Chuck Norris sleeps with a night light. Not because Chuck Norris is afraid of the dark, but the dark is afraid of Chuck Norris
Once a cobra bit Chuck Norris’ leg. After five days of excruciating pain, the cobra died.
When Chuck Norris gives you the finger, he’s telling you how many seconds you have left to live.
Bill Gates lives in constant fear that Chuck Norris’ PC will crash.
Chuck Norris doesn’t have hair on his testicles, because hair does not grow on steel. When the Boogeyman goes to sleep every night he checks his closet for Chuck Norris. Giraffes were created when Chuck Norris uppercutted a horse. Chuck Norris’ dog is trained to pick up his own poop because Chuck Norris will not take shit from anyone.
Chuck Norris can build a snowman out of rain.

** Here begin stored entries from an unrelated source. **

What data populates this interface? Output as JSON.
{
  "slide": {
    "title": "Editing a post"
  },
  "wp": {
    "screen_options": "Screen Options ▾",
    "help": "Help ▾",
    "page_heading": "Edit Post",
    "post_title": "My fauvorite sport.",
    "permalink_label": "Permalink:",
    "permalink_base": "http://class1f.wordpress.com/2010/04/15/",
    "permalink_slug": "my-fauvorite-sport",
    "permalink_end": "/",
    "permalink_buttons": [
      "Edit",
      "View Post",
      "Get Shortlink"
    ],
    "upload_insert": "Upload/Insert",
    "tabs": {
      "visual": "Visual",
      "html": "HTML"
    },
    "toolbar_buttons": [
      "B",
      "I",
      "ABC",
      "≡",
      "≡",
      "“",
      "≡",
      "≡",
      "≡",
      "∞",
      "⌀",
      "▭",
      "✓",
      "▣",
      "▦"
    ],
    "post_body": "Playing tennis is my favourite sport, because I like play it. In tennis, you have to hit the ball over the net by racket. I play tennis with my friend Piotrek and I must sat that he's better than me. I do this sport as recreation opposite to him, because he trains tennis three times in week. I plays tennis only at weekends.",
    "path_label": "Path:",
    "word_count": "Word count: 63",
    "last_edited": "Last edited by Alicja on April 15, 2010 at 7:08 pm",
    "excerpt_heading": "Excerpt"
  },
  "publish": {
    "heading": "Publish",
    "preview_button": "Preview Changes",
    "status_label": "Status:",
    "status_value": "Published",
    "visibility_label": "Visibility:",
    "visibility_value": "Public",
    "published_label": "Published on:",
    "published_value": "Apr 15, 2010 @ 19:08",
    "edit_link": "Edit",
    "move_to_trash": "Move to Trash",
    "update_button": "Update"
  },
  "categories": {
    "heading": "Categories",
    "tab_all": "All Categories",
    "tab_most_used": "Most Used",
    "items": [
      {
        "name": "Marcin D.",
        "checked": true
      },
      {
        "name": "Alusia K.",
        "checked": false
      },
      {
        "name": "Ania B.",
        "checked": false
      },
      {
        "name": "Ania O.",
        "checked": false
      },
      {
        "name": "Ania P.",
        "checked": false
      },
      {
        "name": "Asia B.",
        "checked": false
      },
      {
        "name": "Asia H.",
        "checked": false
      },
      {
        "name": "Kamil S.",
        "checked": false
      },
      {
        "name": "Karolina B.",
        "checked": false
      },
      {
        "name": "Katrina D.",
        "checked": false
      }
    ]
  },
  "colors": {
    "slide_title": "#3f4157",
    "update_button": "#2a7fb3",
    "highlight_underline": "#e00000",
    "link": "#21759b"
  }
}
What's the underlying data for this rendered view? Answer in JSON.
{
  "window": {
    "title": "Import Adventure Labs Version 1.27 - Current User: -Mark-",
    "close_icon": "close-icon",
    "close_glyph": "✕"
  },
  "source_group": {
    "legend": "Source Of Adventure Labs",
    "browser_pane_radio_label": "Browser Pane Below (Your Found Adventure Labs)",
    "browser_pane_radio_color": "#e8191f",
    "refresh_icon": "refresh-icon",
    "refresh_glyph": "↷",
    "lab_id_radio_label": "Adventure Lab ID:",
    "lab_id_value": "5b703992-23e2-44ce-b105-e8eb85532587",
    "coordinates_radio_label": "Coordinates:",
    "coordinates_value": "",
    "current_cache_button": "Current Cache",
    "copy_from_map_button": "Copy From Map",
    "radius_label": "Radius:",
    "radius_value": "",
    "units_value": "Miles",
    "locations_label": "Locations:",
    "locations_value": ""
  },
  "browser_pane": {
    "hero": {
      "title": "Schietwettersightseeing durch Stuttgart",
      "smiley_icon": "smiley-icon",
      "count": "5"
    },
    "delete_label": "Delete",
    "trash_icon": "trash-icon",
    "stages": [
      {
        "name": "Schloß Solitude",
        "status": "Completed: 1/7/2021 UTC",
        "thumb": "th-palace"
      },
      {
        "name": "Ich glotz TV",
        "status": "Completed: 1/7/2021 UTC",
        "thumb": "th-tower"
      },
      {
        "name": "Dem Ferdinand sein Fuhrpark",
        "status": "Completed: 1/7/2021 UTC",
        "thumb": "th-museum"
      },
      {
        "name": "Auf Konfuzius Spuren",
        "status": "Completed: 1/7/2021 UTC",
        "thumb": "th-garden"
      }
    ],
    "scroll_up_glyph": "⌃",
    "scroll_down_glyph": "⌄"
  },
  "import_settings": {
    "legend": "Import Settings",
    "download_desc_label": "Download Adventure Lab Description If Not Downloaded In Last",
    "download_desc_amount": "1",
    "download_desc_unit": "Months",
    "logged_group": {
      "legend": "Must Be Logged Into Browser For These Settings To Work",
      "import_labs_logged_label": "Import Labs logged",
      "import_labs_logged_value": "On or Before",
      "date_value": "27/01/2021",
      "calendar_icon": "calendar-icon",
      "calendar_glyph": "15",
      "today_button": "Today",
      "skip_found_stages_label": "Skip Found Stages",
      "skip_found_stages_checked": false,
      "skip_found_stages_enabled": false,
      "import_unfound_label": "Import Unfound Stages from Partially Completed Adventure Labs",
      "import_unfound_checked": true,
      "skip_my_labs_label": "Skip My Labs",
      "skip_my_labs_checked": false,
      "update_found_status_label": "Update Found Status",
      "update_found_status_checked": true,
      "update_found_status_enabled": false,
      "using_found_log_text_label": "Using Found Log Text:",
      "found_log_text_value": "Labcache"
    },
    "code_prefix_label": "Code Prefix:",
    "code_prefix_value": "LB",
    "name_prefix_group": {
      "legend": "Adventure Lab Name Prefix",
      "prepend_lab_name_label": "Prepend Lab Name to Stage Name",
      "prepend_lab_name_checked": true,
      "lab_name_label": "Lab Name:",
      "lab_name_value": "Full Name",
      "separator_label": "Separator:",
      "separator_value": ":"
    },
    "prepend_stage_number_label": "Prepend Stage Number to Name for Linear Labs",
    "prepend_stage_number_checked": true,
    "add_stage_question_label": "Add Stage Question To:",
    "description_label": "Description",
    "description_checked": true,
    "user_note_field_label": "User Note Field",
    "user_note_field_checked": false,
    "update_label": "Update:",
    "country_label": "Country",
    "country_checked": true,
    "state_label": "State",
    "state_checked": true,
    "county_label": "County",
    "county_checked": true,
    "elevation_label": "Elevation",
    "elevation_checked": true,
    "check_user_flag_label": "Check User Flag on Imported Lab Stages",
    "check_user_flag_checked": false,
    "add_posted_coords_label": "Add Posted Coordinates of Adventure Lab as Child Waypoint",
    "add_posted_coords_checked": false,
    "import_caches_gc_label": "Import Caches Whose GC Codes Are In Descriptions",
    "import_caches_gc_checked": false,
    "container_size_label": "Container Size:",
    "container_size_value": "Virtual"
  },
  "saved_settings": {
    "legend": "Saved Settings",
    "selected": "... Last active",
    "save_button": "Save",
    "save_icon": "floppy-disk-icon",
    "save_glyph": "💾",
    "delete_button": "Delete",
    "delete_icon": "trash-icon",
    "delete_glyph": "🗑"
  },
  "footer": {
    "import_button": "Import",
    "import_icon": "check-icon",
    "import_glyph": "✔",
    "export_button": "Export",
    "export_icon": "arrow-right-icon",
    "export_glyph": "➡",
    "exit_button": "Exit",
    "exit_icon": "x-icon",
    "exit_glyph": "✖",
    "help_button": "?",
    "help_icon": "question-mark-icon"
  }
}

Chuck Norris has to maintain a concealed weapon license in all 50 states in order to legally wear pants.
Chuck Norris once punched a man in the soul.
Mr. T once defeated Chuck Norris in a game of Tic-Tac-Toe. In retaliation, Chuck Norris invented racism.
The reason newborn babies cry is because they know they have just entered a world with Chuck Norris. When Chuck Norris enters a room, he doesn’t turn the lights on, he turns the dark off.
Chuck Norris once had an erection while lying face down and struck oil.
Chuck Norris can drown a fish.
Chuck Norris can tie his shoes with his feet.
Chuck Norris does not know where you live, but he knows where you will die.
Chuck Norris can do a wheelie on a unicycle.
The last digit of pi is Chuck Norris. He is the end of all things.
We once had a bachelor party for Chuck Norris. He ate the entire cake before we could tell him there was a stripper in it.